"Está chegando a / hora de eu morrer / e já estou com saudade de mim"
Numa pequena caderneta preta de bordas douradas, o último livro de Sonia Lins nasceu devagar, em notas e frases rascunhadas no ritmo permitido pelo trabalho e pelo tratamento do câncer, que se agravou em 2003. Sempre apaixonada pelo grafismo da palavra, mesmo ali Sonia não deixava de lado o gesto estético: cada página continha uma frase ou poema. Alguns eram escritos de cabeça para baixo. Às vezes, ocupavam duas páginas, como neste balanço: "Tudo que perdi acabei ganhando / tudo que ganhei acabei perdendo".

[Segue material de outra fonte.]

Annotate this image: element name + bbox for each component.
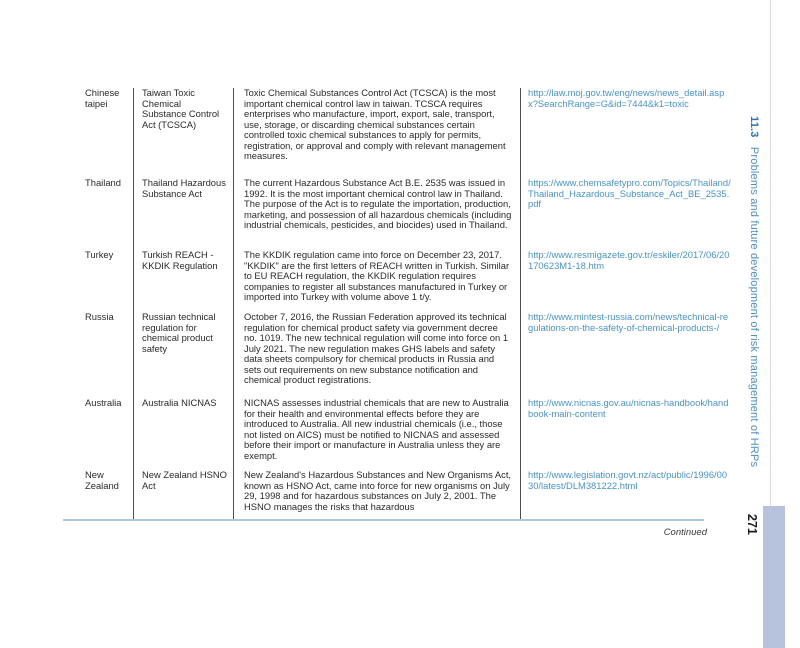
table-row: Thailand Thailand Hazardous Substance Ac… xyxy=(85,177,733,250)
regulation-cell: Russian technical regulation for chemica… xyxy=(133,311,233,398)
table-bottom-rule xyxy=(63,519,704,521)
description-cell: The current Hazardous Substance Act B.E.… xyxy=(233,177,520,250)
country-cell: New Zealand xyxy=(85,469,119,491)
country-cell: Chinese taipei xyxy=(85,87,120,109)
margin-divider-line xyxy=(770,0,771,506)
table-row: Russia Russian technical regulation for … xyxy=(85,311,733,398)
regulation-cell: Thailand Hazardous Substance Act xyxy=(133,177,233,250)
table-row: Australia Australia NICNAS NICNAS assess… xyxy=(85,397,733,470)
description-cell: Toxic Chemical Substances Control Act (T… xyxy=(233,87,520,178)
country-cell: Australia xyxy=(85,397,122,408)
url-link[interactable]: http://www.nicnas.gov.au/nicnas-handbook… xyxy=(520,397,733,470)
regulation-cell: New Zealand HSNO Act xyxy=(133,469,233,521)
country-cell: Turkey xyxy=(85,249,114,260)
country-cell: Russia xyxy=(85,311,114,322)
table-row: New Zealand New Zealand HSNO Act New Zea… xyxy=(85,469,733,521)
url-link[interactable]: http://www.resmigazete.gov.tr/eskiler/20… xyxy=(520,249,733,312)
url-link[interactable]: http://law.moj.gov.tw/eng/news/news_deta… xyxy=(520,87,733,178)
description-cell: New Zealand's Hazardous Substances and N… xyxy=(233,469,520,521)
country-cell: Thailand xyxy=(85,177,121,188)
table-row: Chinese taipei Taiwan Toxic Chemical Sub… xyxy=(85,87,733,178)
url-link[interactable]: https://www.chemsafetypro.com/Topics/Tha… xyxy=(520,177,733,250)
continued-note: Continued xyxy=(663,527,707,538)
regulation-cell: Australia NICNAS xyxy=(133,397,233,470)
section-number: 11.3 xyxy=(748,116,760,138)
section-sidebar: 11.3 Problems and future development of … xyxy=(748,116,760,512)
description-cell: The KKDIK regulation came into force on … xyxy=(233,249,520,312)
url-link[interactable]: http://www.mintest-russia.com/news/techn… xyxy=(520,311,733,398)
regulations-table: Chinese taipei Taiwan Toxic Chemical Sub… xyxy=(85,87,733,521)
table-row: Turkey Turkish REACH - KKDIK Regulation … xyxy=(85,249,733,312)
page-number: 271 xyxy=(745,514,759,535)
regulation-cell: Taiwan Toxic Chemical Substance Control … xyxy=(133,87,233,178)
margin-accent-bar xyxy=(763,506,785,648)
url-link[interactable]: http://www.legislation.govt.nz/act/publi… xyxy=(520,469,733,521)
section-title: Problems and future development of risk … xyxy=(748,146,760,468)
description-cell: NICNAS assesses industrial chemicals tha… xyxy=(233,397,520,470)
description-cell: October 7, 2016, the Russian Federation … xyxy=(233,311,520,398)
regulation-cell: Turkish REACH - KKDIK Regulation xyxy=(133,249,233,312)
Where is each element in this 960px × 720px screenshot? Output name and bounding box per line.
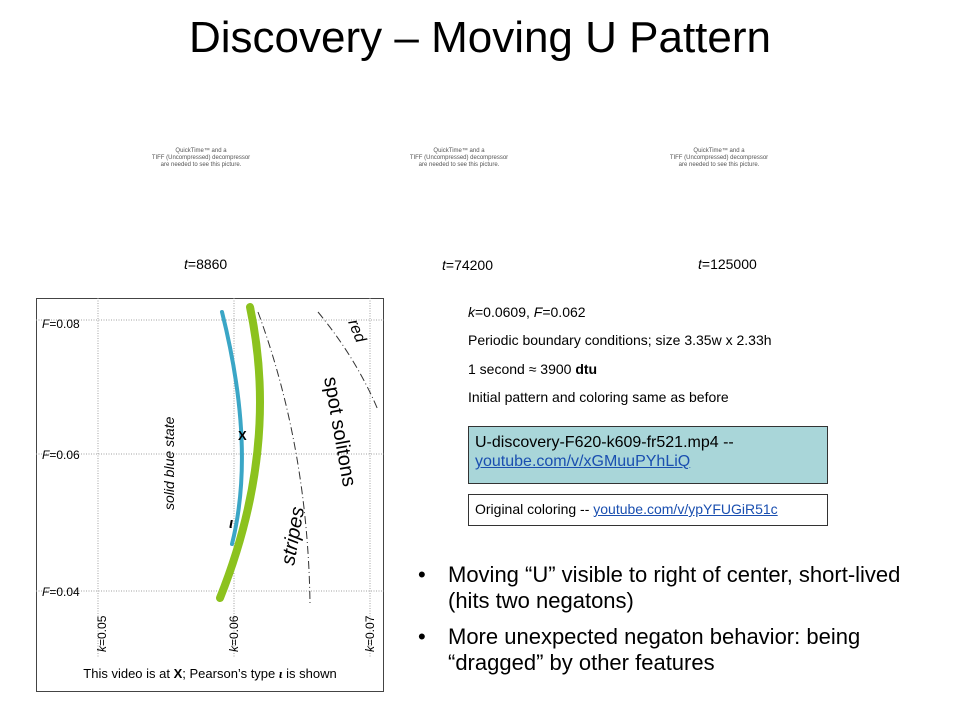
param-boundary: Periodic boundary conditions; size 3.35w…	[468, 332, 772, 348]
F-label: F=0.04	[42, 585, 80, 599]
placeholder-text: QuickTime™ and a	[693, 148, 745, 154]
list-item: • Moving “U” visible to right of center,…	[410, 562, 930, 614]
time-value: =8860	[187, 256, 228, 272]
time-label-2: t=74200	[442, 257, 493, 273]
placeholder-text: are needed to see this picture.	[418, 162, 500, 168]
second-value: 3900	[536, 361, 576, 377]
phase-diagram: F=0.08 F=0.06 F=0.04 k=0.05 k=0.06 k=0.0…	[36, 298, 384, 692]
placeholder-text: TIFF (Uncompressed) decompressor	[669, 155, 769, 161]
k-var: k	[468, 304, 475, 320]
second-unit: dtu	[575, 361, 598, 377]
bullet-list: • Moving “U” visible to right of center,…	[410, 562, 930, 686]
placeholder-text: QuickTime™ and a	[175, 148, 227, 154]
bullet-text: More unexpected negaton behavior: being …	[448, 624, 861, 675]
original-coloring-link[interactable]: youtube.com/v/ypYFUGiR51c	[593, 501, 778, 517]
original-coloring-box: Original coloring -- youtube.com/v/ypYFU…	[468, 494, 828, 526]
F-label: F=0.06	[42, 448, 80, 462]
param-initial: Initial pattern and coloring same as bef…	[468, 389, 729, 405]
F-value: =0.062	[542, 304, 586, 320]
approx-symbol: ≈	[528, 361, 537, 377]
placeholder-text: TIFF (Uncompressed) decompressor	[409, 155, 509, 161]
k-label: k=0.06	[227, 615, 241, 652]
time-label-1: t=8860	[184, 256, 227, 272]
time-var: t	[698, 256, 702, 272]
blue-curve	[220, 310, 244, 546]
param-time-scale: 1 second ≈ 3900 dtu	[468, 361, 597, 377]
video-placeholder-3[interactable]: QuickTime™ and a TIFF (Uncompressed) dec…	[664, 148, 774, 169]
time-label-3: t=125000	[698, 256, 757, 272]
placeholder-text: TIFF (Uncompressed) decompressor	[151, 155, 251, 161]
diagram-caption: This video is at X; Pearson’s type ι is …	[83, 666, 336, 681]
diagram-grid	[36, 298, 384, 658]
bullet-icon: •	[418, 624, 426, 649]
video-link-box: U-discovery-F620-k609-fr521.mp4 -- youtu…	[468, 426, 828, 484]
green-curve	[216, 303, 264, 602]
placeholder-text: are needed to see this picture.	[678, 162, 760, 168]
original-coloring-label: Original coloring --	[475, 501, 594, 517]
video-placeholder-1[interactable]: QuickTime™ and a TIFF (Uncompressed) dec…	[146, 148, 256, 169]
second-prefix: 1 second	[468, 361, 529, 377]
marker-x: X	[238, 428, 247, 443]
k-label: k=0.05	[95, 615, 109, 652]
page-title: Discovery – Moving U Pattern	[189, 13, 771, 62]
list-item: • More unexpected negaton behavior: bein…	[410, 624, 930, 676]
time-var: t	[442, 257, 446, 273]
placeholder-text: QuickTime™ and a	[433, 148, 485, 154]
bullet-text: Moving “U” visible to right of center, s…	[448, 562, 901, 613]
k-value: =0.0609,	[475, 304, 534, 320]
video-link[interactable]: youtube.com/v/xGMuuPYhLiQ	[475, 453, 691, 470]
param-kF: k=0.0609, F=0.062	[468, 304, 586, 320]
bullet-icon: •	[418, 562, 426, 587]
marker-iota: ι	[229, 515, 233, 532]
placeholder-text: are needed to see this picture.	[160, 162, 242, 168]
region-label-solid-blue: solid blue state	[161, 416, 177, 510]
k-label: k=0.07	[363, 615, 377, 652]
F-label: F=0.08	[42, 317, 80, 331]
stripes-boundary	[257, 311, 311, 605]
time-value: =125000	[701, 256, 757, 272]
video-placeholder-2[interactable]: QuickTime™ and a TIFF (Uncompressed) dec…	[404, 148, 514, 169]
F-var: F	[533, 304, 543, 320]
time-value: =74200	[445, 257, 493, 273]
video-filename: U-discovery-F620-k609-fr521.mp4 --	[475, 434, 734, 451]
time-var: t	[184, 256, 188, 272]
diagram-frame	[36, 298, 384, 692]
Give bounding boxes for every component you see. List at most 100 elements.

Entre os textos, as tiradas bem humoradas, típicas de Sonia: "quando eu estiver calada / não me interrompa / pois estou falando comigo". Outros textos fazem referencia a trabalhos, como as exposições Zumbigos e Brasil passado a sujo. Em geral, o tom é reflexivo. No seu último ano de vida, Sonia pensava sobre o envelhecimento e repassava a vida: "todos nós / gostaríamos de ter / algumas páginas / de nossas biografias / arrancadas / a minha já foi / depenada". Impresso em pequeno formato, o caderno de anotações resultou no Livro das dessabedorias, título escrito pela própria autora, à caneta.